The ceremony also comes in the midst of an annual event that a Wisconsin organization has organized for almost three-quarters of a century: the weekend-long Holiday Folk Fair at the Wisconsin State Fair Park.
Al Durtka is president and CEO of the International Institute of Wisconsin, which works in the area of refugee resettlement and also produces the fair. He says that the idea for the fair evolved 74 years ago. "I think [there] has always been this educational kind of bent, in trying to get individuals to learn more about other cultures and other people, as well as to help those individuals coming learn about us."

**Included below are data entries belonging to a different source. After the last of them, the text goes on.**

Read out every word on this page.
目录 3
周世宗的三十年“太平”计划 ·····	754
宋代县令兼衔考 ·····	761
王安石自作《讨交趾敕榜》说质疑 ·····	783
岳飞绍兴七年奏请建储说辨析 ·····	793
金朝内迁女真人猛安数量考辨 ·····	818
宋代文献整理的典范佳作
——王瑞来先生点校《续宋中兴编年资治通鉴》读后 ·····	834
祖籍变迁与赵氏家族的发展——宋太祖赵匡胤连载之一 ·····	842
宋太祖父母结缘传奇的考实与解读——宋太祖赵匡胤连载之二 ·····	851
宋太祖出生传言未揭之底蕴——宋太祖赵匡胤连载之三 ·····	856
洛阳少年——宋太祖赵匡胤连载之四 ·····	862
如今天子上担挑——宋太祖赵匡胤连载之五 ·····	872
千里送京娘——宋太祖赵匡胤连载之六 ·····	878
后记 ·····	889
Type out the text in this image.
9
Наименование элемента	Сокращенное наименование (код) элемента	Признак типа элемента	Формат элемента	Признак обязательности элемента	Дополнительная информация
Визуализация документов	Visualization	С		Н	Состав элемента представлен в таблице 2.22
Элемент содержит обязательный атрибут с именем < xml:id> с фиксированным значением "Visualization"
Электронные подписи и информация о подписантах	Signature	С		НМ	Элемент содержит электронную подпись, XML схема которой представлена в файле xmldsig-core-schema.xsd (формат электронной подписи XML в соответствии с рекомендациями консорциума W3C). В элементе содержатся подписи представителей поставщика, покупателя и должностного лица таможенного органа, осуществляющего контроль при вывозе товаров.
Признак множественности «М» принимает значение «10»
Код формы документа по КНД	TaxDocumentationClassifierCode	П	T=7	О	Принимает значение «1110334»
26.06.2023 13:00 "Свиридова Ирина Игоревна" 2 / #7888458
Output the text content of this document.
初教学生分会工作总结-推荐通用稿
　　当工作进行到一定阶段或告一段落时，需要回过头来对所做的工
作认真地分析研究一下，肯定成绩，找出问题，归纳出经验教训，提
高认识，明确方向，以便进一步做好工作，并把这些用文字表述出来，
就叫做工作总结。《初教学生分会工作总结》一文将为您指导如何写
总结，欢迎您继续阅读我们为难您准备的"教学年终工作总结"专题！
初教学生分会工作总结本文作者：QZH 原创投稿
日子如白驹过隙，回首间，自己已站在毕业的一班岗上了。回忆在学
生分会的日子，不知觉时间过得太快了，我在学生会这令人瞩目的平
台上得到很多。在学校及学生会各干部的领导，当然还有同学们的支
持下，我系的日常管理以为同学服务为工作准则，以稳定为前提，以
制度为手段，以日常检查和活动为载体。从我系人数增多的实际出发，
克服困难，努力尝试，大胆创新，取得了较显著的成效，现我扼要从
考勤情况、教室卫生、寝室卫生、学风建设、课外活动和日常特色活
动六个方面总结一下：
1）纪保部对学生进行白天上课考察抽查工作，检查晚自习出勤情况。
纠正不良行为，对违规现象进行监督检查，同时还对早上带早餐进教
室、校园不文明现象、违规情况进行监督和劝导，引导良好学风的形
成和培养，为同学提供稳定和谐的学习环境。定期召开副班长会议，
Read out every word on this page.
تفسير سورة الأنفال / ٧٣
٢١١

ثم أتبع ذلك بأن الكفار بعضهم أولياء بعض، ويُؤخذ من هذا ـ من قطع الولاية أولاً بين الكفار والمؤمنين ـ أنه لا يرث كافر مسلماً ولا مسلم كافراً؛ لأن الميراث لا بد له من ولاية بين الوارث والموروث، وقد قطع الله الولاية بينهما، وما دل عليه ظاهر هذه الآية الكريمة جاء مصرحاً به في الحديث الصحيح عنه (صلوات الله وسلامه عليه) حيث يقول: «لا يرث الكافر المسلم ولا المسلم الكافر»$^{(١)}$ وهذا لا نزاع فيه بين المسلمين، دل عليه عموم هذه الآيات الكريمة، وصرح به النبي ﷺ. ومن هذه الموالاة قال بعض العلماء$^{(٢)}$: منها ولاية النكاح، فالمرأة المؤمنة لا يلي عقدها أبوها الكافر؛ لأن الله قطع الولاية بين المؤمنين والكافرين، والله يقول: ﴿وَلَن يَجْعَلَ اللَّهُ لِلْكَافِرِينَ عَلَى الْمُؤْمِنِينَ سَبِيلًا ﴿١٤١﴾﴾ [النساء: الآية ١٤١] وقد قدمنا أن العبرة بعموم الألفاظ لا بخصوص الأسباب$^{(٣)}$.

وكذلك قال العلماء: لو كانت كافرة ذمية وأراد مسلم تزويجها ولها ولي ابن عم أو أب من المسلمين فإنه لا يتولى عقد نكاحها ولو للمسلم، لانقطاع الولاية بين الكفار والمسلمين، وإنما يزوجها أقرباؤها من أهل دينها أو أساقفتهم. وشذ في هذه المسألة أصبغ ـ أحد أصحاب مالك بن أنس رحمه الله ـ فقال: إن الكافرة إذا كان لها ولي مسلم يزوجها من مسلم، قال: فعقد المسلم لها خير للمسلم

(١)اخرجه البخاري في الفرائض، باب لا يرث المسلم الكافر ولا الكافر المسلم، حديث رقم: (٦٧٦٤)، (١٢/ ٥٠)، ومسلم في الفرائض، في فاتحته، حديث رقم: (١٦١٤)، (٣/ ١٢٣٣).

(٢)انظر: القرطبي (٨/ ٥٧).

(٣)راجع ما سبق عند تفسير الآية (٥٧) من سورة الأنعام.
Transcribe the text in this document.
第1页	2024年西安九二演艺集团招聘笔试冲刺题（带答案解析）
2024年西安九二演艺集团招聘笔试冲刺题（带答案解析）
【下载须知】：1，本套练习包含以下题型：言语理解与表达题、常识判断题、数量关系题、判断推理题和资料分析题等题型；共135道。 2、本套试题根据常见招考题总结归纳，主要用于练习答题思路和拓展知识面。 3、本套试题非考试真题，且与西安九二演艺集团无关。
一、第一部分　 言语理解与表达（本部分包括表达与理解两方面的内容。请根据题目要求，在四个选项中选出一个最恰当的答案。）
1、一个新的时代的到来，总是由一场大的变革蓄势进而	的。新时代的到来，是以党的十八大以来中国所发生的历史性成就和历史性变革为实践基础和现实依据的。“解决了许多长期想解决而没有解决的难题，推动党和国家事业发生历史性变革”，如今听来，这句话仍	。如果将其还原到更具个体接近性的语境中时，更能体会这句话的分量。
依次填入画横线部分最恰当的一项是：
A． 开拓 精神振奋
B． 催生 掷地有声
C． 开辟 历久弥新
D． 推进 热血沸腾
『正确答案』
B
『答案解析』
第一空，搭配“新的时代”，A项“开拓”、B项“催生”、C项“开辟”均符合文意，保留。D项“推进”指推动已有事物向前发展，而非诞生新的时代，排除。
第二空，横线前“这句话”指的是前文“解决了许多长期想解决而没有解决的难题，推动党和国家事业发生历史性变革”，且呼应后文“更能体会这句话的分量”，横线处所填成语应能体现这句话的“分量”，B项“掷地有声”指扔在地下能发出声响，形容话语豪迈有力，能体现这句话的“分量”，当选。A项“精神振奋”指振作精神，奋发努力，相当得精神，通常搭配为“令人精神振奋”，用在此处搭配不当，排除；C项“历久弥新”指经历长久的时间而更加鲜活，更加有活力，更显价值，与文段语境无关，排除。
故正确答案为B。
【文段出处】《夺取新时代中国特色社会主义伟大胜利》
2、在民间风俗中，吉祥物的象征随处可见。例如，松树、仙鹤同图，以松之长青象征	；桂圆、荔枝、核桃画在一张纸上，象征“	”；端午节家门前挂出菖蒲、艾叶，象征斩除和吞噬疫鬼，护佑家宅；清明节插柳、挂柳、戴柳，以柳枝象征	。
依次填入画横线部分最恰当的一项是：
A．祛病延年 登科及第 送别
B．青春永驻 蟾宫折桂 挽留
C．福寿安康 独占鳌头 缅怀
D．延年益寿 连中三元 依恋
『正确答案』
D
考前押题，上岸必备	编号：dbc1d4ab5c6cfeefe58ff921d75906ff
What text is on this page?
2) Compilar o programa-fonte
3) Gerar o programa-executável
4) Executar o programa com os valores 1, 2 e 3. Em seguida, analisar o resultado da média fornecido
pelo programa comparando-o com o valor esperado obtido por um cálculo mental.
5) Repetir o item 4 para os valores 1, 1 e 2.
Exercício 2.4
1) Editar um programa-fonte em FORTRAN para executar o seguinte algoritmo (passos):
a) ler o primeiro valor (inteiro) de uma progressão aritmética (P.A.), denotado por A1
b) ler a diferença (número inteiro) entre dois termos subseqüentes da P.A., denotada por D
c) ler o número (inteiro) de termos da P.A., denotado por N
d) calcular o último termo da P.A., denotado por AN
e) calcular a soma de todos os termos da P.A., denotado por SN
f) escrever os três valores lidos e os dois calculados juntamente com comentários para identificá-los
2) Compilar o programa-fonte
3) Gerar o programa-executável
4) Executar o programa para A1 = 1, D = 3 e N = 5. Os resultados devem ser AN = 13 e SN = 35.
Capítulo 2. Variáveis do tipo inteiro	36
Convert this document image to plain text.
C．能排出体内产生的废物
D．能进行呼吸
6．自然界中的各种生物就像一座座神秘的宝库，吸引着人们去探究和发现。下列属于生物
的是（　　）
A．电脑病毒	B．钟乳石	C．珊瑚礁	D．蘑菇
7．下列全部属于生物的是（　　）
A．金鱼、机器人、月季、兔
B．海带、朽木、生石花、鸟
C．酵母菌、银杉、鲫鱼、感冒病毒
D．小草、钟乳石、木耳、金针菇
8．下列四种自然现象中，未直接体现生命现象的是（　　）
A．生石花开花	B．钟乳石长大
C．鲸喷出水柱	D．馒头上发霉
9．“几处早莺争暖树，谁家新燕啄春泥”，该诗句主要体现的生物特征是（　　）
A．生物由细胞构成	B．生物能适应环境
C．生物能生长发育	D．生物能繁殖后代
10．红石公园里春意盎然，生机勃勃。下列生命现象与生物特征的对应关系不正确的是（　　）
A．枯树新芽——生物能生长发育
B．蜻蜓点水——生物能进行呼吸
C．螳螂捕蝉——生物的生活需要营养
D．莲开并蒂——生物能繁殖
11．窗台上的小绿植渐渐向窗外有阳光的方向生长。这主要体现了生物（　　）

Durtka says that this year's fair includes lots of good food and the showcasing of many cultures, from Arab to Ugandan and Vietnamese. He says it's an eye-opener for people who may not know there are so many cultures and ethnicities in Milwaukee. "I always look at the Holiday Folk Fair as an opportunity to know your neighbor."
Learning about other people's beliefs and values helps people explore their own values, Durtka says. "As we look at what's the ultimate goal [of the Fair], it is really peace and understanding. If I can have any small part in us moving in that direction, that's what I want to be part of... we can partake in everyone's culture and everybody's celebration and join together to be a cohesive group."